In all musicians, there is a little bit of the Greek god Proteus at play. Water was his realm, and as master of it he had the ability to constantly change shape. Like him, we are constantly morphing into new forms. We change shape with every piece we enter – new rhythms, harmonies, tonalities, styles, and so on. In other professions, we often display an uncanny ability to translate this creative energy into our work. Our training is about giving shape to impulses, translating symbolic forms, shaping abstract forms, balancing numerous factors including time, and working in teams. No wonder that outside of music you often find us in professions such as coding, database management, management, law, medicine, and so many more. As I’ve wandered through the alumni directory, I’ve been amazed at the variety in the lives of our fellow alumni. I hope you will find these discoveries as interesting as I have.
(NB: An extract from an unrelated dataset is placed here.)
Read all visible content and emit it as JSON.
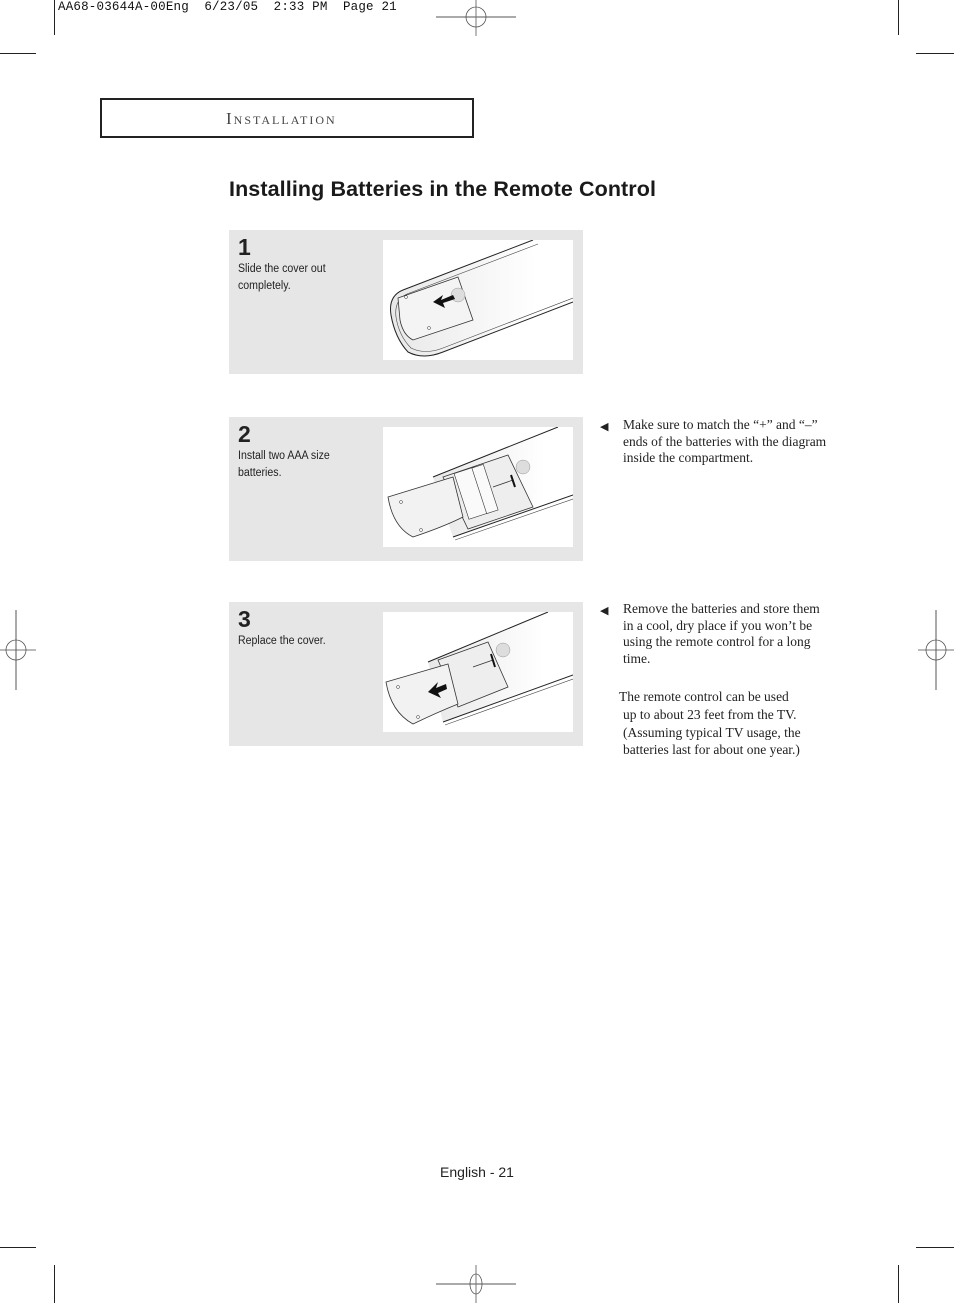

Though I’ve never met most of the people I come across in these wanderings, sometimes old acquaintances pop up, as did George Rothman (BM ’78) and Anthony Korf (BM ’73, MM ’75). Shortly after graduating, George and Anthony did what at the time I thought would be impossible: they founded a symphony orchestra, and in New York of all places! It has been almost 40 years since George and Anthony began this enterprise and they and the Riverside Symphony have gained a distinguished reputation for performances of rarely heard works from all musical periods. With concerts at Alice Tully Hall and other notable venues, they have become a major platform for up-and-coming performers and composers. On top of this, the orchestra has produced seven critically acclaimed CDs.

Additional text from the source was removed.